CAMPAIGNERS for an overhaul of Britain’s ‘broken’ first past the post voting system have called on Worcester’s MP to lobby for a revamp of how the country elects its politicians locally and nationally.
Members of pressure group Make Votes Matter told Robin Walker MP the current system denies a voice to thousands of voters in Worcester and to millions across the UK and demanded it was replaced by a form of Proportional Representation (PR).
Currently, the First Past the Post system sees the party with the most MPs elected on election night forms the Government should it reach the 326 – more than half the seats available in the House of Commons.
Proportional representation is an electoral system in which the distribution of seats corresponds closely with the proportion of the total votes cast for each party.

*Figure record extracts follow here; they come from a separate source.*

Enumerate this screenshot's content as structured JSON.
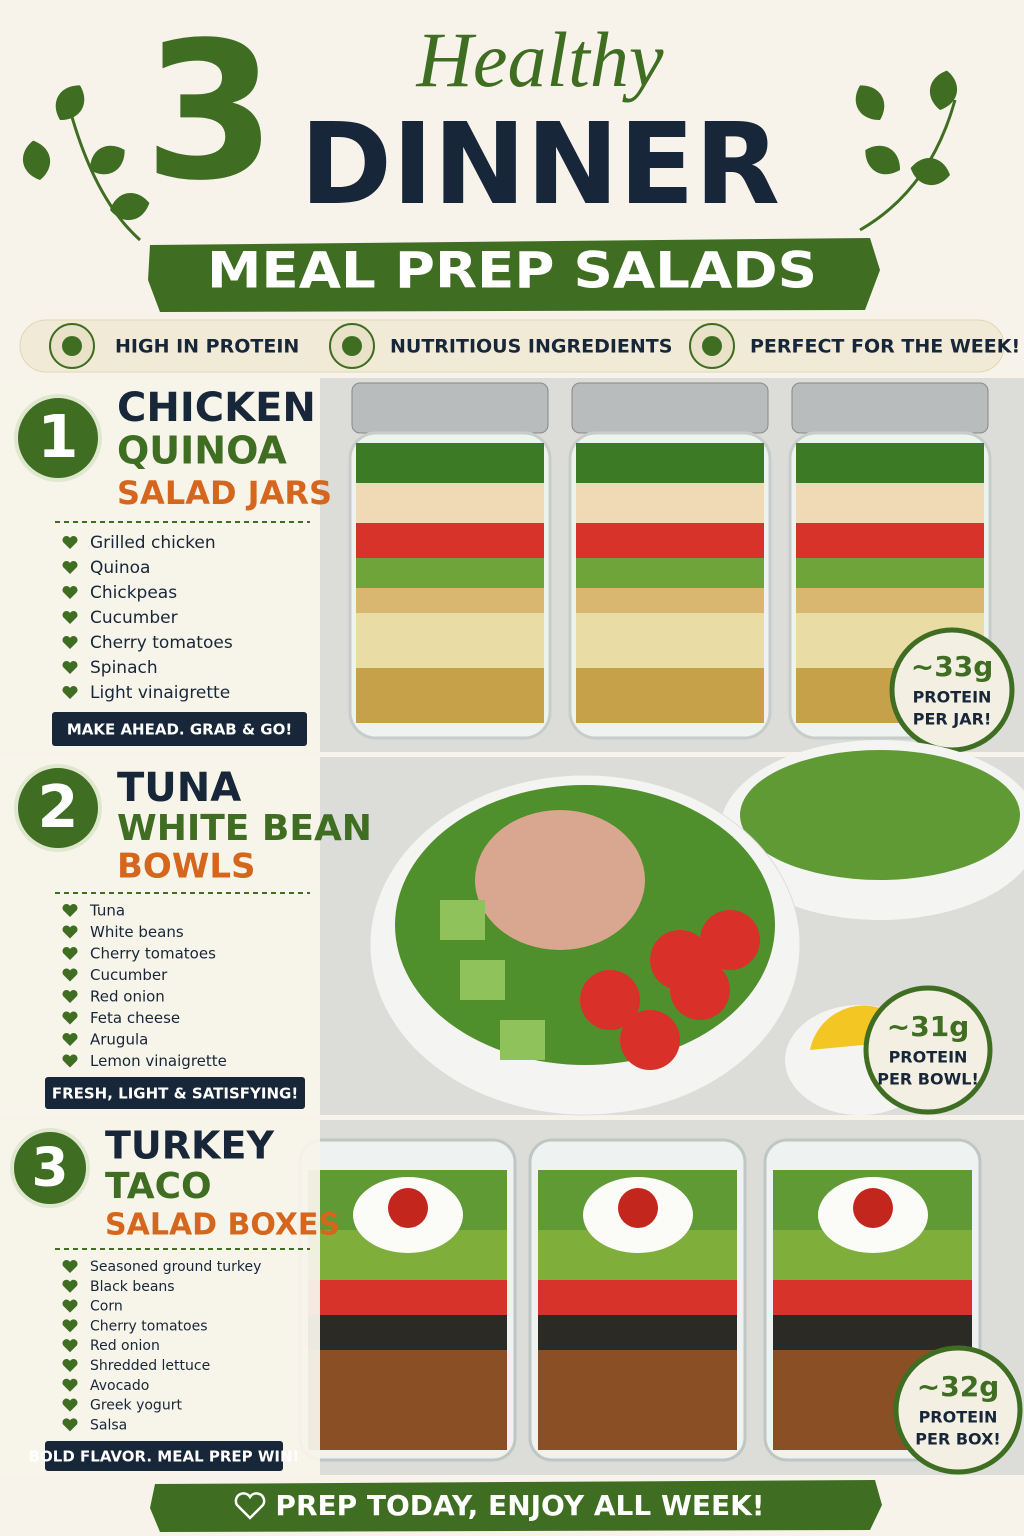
{
  "header": {
    "number": 3,
    "script": "Healthy",
    "title": "DINNER",
    "banner": "MEAL PREP SALADS"
  },
  "features": [
    "HIGH IN PROTEIN",
    "NUTRITIOUS INGREDIENTS",
    "PERFECT FOR THE WEEK!"
  ],
  "recipes": [
    {
      "number": 1,
      "title": [
        "CHICKEN",
        "QUINOA",
        "SALAD JARS"
      ],
      "ingredients": [
        "Grilled chicken",
        "Quinoa",
        "Chickpeas",
        "Cucumber",
        "Cherry tomatoes",
        "Spinach",
        "Light vinaigrette"
      ],
      "tagline": "MAKE AHEAD. GRAB & GO!",
      "badge": [
        "~33g",
        "PROTEIN",
        "PER JAR!"
      ]
    },
    {
      "number": 2,
      "title": [
        "TUNA",
        "WHITE BEAN",
        "BOWLS"
      ],
      "ingredients": [
        "Tuna",
        "White beans",
        "Cherry tomatoes",
        "Cucumber",
        "Red onion",
        "Feta cheese",
        "Arugula",
        "Lemon vinaigrette"
      ],
      "tagline": "FRESH, LIGHT & SATISFYING!",
      "badge": [
        "~31g",
        "PROTEIN",
        "PER BOWL!"
      ]
    },
    {
      "number": 3,
      "title": [
        "TURKEY",
        "TACO",
        "SALAD BOXES"
      ],
      "ingredients": [
        "Seasoned ground turkey",
        "Black beans",
        "Corn",
        "Cherry tomatoes",
        "Red onion",
        "Shredded lettuce",
        "Avocado",
        "Greek yogurt",
        "Salsa"
      ],
      "tagline": "BOLD FLAVOR. MEAL PREP WIN!",
      "badge": [
        "~32g",
        "PROTEIN",
        "PER BOX!"
      ]
    }
  ],
  "footer": "PREP TODAY, ENJOY ALL WEEK!"
}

For example, if a party gained 40 per cent of the total votes, a perfectly proportional system would allow them to gain 40 per cent of the seats.

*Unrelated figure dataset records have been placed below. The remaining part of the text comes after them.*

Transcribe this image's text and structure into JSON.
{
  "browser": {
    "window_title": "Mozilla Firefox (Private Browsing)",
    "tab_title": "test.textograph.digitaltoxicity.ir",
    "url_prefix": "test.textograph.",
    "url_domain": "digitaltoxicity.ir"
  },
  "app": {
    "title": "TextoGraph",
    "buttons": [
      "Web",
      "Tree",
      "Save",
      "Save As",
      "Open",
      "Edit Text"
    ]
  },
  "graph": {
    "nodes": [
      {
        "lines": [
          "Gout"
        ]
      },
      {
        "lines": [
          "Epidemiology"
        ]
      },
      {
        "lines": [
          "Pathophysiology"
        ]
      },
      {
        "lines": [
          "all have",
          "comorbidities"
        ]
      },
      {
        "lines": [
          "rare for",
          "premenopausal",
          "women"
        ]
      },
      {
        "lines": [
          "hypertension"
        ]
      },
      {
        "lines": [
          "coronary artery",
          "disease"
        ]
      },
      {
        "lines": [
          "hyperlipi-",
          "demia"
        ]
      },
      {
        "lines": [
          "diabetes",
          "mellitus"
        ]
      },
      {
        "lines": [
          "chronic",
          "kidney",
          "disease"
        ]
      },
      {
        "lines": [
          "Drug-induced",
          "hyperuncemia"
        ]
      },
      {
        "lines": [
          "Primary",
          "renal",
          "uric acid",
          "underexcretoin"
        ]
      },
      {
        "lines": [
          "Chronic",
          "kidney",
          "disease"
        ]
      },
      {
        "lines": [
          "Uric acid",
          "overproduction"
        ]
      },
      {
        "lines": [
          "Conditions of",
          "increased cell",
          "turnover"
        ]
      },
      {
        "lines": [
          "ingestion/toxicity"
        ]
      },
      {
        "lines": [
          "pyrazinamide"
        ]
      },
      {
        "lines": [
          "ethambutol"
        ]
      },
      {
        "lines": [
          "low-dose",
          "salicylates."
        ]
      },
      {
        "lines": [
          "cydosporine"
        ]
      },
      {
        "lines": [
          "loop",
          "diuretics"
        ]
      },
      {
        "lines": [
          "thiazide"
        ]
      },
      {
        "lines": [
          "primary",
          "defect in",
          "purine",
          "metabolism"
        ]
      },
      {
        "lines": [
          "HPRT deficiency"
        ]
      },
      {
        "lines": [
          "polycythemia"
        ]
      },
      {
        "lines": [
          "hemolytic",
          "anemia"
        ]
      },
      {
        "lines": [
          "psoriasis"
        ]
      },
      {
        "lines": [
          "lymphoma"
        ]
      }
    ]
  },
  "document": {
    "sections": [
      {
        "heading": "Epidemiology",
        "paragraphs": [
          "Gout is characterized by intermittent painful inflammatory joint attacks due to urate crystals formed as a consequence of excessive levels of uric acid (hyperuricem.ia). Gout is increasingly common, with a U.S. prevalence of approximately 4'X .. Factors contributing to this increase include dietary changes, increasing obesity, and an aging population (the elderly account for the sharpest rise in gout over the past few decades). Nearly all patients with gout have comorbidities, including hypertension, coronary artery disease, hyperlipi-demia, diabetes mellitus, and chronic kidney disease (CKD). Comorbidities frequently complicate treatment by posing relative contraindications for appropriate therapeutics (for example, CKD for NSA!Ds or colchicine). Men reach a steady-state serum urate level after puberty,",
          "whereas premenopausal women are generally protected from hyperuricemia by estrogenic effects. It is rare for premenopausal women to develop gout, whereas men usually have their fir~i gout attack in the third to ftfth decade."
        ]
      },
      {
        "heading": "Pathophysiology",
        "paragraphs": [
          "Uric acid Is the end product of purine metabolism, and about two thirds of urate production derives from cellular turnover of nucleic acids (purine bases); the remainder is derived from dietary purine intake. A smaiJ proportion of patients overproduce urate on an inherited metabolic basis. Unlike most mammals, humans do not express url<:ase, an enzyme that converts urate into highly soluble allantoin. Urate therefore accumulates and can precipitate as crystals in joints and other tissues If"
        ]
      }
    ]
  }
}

Make Votes Matter members pointed out to Mr Walker First Past the Post usually leads to governments most people did not vote for, including the present government.
The Conservative Party and DUP received just 43 per cent of the popular vote between them while in 2015, the Green Party, the Liberal Democrats and UKIP received more than 24 per cent of the vote between them, but ended up sharing just 1.5 per cent of the seats.

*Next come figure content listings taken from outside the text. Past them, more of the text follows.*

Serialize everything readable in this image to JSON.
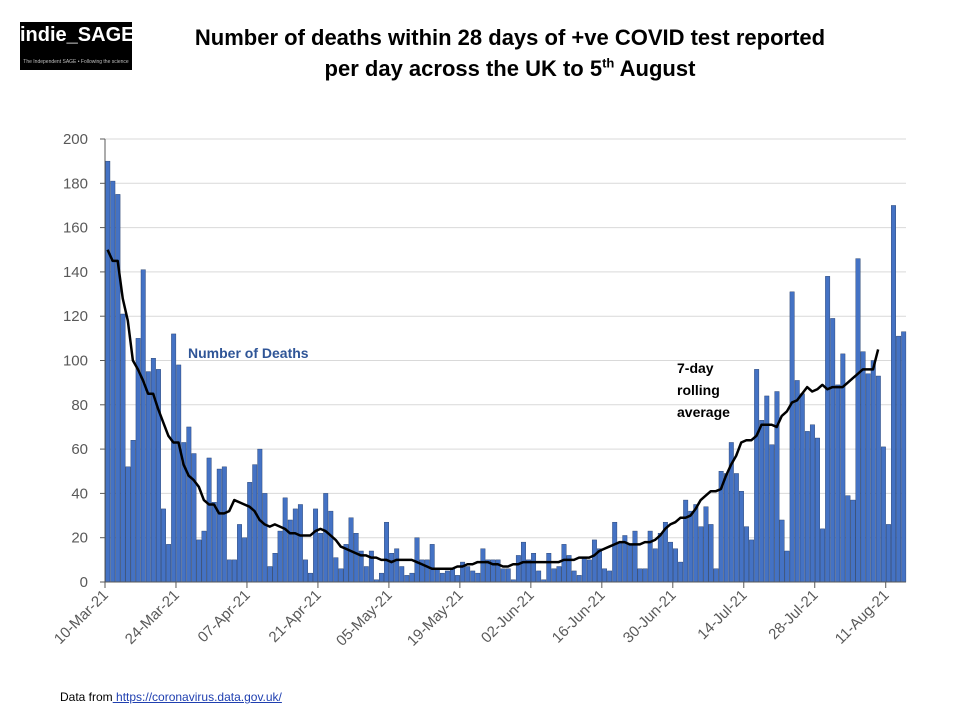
{
  "logo": {
    "text": "indie_SAGE",
    "tagline": "The Independent SAGE • Following the science"
  },
  "title": {
    "line1": "Number of deaths within 28 days of +ve COVID test reported",
    "line2_pre": "per day across the UK to 5",
    "line2_sup": "th",
    "line2_post": " August"
  },
  "footer": {
    "prefix": "Data from",
    "link": " https://coronavirus.data.gov.uk/"
  },
  "colors": {
    "bar_fill": "#4472c4",
    "bar_edge": "#1f3864",
    "line": "#000000",
    "series_label": "#2f5597",
    "grid": "#d9d9d9"
  },
  "chart_data": {
    "type": "bar",
    "title": "Number of deaths within 28 days of +ve COVID test reported per day across the UK to 5th August",
    "xlabel": "",
    "ylabel": "",
    "ylim": [
      0,
      200
    ],
    "yticks": [
      0,
      20,
      40,
      60,
      80,
      100,
      120,
      140,
      160,
      180,
      200
    ],
    "grid": true,
    "x_start_date": "10-Mar-21",
    "x_tick_labels": [
      "10-Mar-21",
      "24-Mar-21",
      "07-Apr-21",
      "21-Apr-21",
      "05-May-21",
      "19-May-21",
      "02-Jun-21",
      "16-Jun-21",
      "30-Jun-21",
      "14-Jul-21",
      "28-Jul-21",
      "11-Aug-21"
    ],
    "series": [
      {
        "name": "Number of Deaths",
        "type": "bar",
        "values": [
          190,
          181,
          175,
          121,
          52,
          64,
          110,
          141,
          95,
          101,
          96,
          33,
          17,
          112,
          98,
          63,
          70,
          58,
          19,
          23,
          56,
          36,
          51,
          52,
          10,
          10,
          26,
          20,
          45,
          53,
          60,
          40,
          7,
          13,
          23,
          38,
          28,
          33,
          35,
          10,
          4,
          33,
          22,
          40,
          32,
          11,
          6,
          17,
          29,
          22,
          14,
          7,
          14,
          1,
          4,
          27,
          13,
          15,
          7,
          3,
          4,
          20,
          10,
          10,
          17,
          6,
          4,
          5,
          6,
          3,
          9,
          7,
          5,
          4,
          15,
          10,
          10,
          10,
          6,
          6,
          1,
          12,
          18,
          10,
          13,
          5,
          1,
          13,
          6,
          7,
          17,
          12,
          5,
          3,
          11,
          10,
          19,
          15,
          6,
          5,
          27,
          18,
          21,
          17,
          23,
          6,
          6,
          23,
          15,
          22,
          27,
          18,
          15,
          9,
          37,
          32,
          35,
          25,
          34,
          26,
          6,
          50,
          49,
          63,
          49,
          41,
          25,
          19,
          96,
          73,
          84,
          62,
          86,
          28,
          14,
          131,
          91,
          85,
          68,
          71,
          65,
          24,
          138,
          119,
          89,
          103,
          39,
          37,
          146,
          104,
          94,
          100,
          93,
          61,
          26,
          170,
          111,
          113
        ]
      },
      {
        "name": "7-day rolling average",
        "type": "line",
        "values": [
          150,
          145,
          145,
          128,
          118,
          100,
          96,
          91,
          85,
          85,
          78,
          72,
          66,
          63,
          63,
          53,
          48,
          46,
          43,
          37,
          35,
          35,
          31,
          31,
          32,
          37,
          36,
          35,
          34,
          32,
          28,
          26,
          25,
          26,
          25,
          24,
          22,
          22,
          21,
          21,
          21,
          23,
          24,
          23,
          21,
          19,
          16,
          15,
          14,
          13,
          12,
          12,
          11,
          11,
          10,
          10,
          9,
          10,
          10,
          10,
          10,
          9,
          8,
          7,
          6,
          6,
          6,
          6,
          6,
          7,
          7,
          8,
          8,
          9,
          9,
          9,
          8,
          8,
          7,
          7,
          8,
          8,
          9,
          9,
          9,
          9,
          9,
          9,
          9,
          9,
          10,
          10,
          10,
          11,
          11,
          11,
          12,
          14,
          15,
          16,
          17,
          18,
          18,
          17,
          17,
          17,
          18,
          18,
          19,
          21,
          24,
          26,
          27,
          29,
          29,
          30,
          33,
          37,
          39,
          41,
          41,
          42,
          48,
          53,
          57,
          63,
          64,
          64,
          66,
          71,
          71,
          71,
          70,
          75,
          77,
          81,
          82,
          85,
          88,
          86,
          87,
          89,
          87,
          88,
          88,
          88,
          90,
          92,
          94,
          96,
          96,
          96,
          105
        ]
      }
    ],
    "annotations": [
      "Number of Deaths",
      "7-day\nrolling\naverage"
    ]
  }
}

During what was described as a friendly but robust exchange, Mr Walker agreed the system had its flaws.
However he added: “‘I believe the positives contained within it, particularly the maintenance of a strong constituency link, outweigh those offered by proportional representation.”
He agreed to meet with Conservative supporters of proportional representation and to take part in a public debate to be held in Worcester in the summer.
Campaign group member Marjory Bisset said: “The current FPTP system means that most votes don’t count. This is why so many people don’t vote but there are forms of PR that keep the constituency link.
“The vast majority of the countries use some form of PR.